Yalandan kimin öldüğünü gördük ama
yok olup gitmesine engel olamadık! Yok olup kaybolan SEVGİ değil miydi! Yolsuzlukları yol edinip ahlaksızlığı ahlak
kılmadık mı? Sopadan, dayaktan, gazdan, yumruktan kaçıp şiddet duvarına
dayanmadık mı? Kadına şiddet, ara sokakları, dar gelirli mahalleleri, yarı
döşeli gecekonduları aşıp özgürlük için kutsal saydığımız Meclis kürsüsüne
dayanmadı mı? Yıllar içinde sevgiden söz edenler bu ülkede hayat hakkı buldular
mı? Sevgisizlik neleri öteki yaptı,
hangi yaşam nedenlerini öldürdü!. Hesaplayan oldu mu?. Ülkenin birliği dirliği
Doğuda kapkara bulut olurken, eli silahlı teröristlerin,
ellerinde en az 40 bin vatandaşın kanı olanlar, bugün barışın özgürlüğün canı
olmadılar mı? Şiddeti büyüttükçe daha koyu bir nefrete ulaşmadık mı?
Özgecan Aslan
cinayeti vahşi bir kadın cinayeti idi. Yıllardır fıtrat takıntısına takılıp
kalan toplum vicdanı, kadınların eliyle nihayet ayağa mı kalktı? Türkiye’deki
kadınlar ilk kez sokakları doldurdu. Özgecan Aslan tecavüzcüsüne direndi.

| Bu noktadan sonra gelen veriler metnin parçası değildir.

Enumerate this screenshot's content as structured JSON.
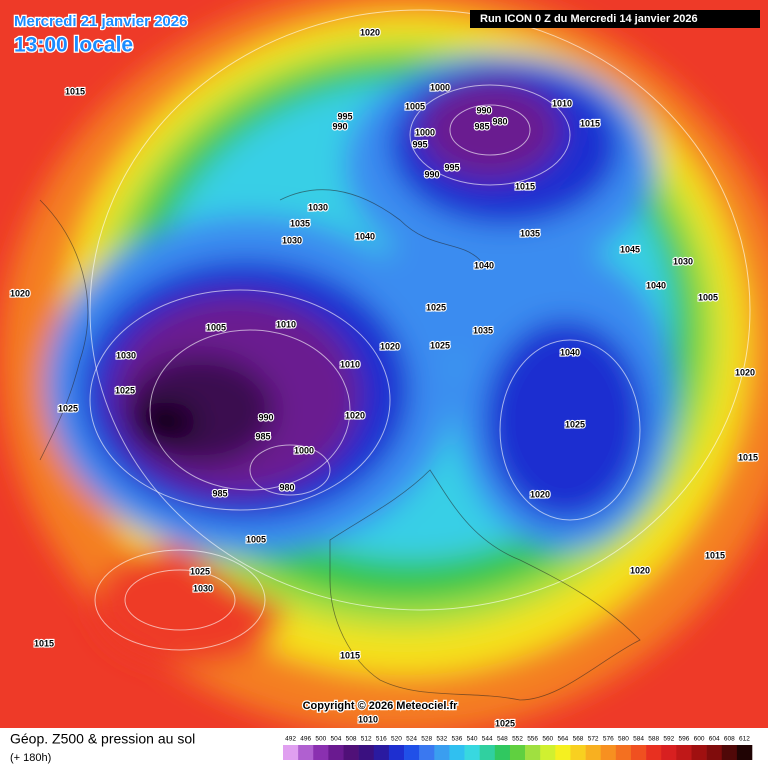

Yüzüne tırnaklarını geçirdi. Karşı koydu! Çırpındı... Çaresiz kaldı... Ve sonunda
canından oldu. Tüm kadınlara DİRENİN mesajı göndermedi mi? Yeldeğirmeni’nde kartopu
oynayan gazeteci Nuh Köklü bir esnafın keskin bıçağını göğsüne yedi. Sokakta
bir tecavüze hayır demişti. Esnafın
polis görevini yapacağını düşünemedi. O esnaf Erdoğan’ın esnafı mıydı? Yoksa
onun Polisi mi olmuştu?. Arkadaşını korumak isterken can veren NUH bir nefret cinayetine kurban gitti.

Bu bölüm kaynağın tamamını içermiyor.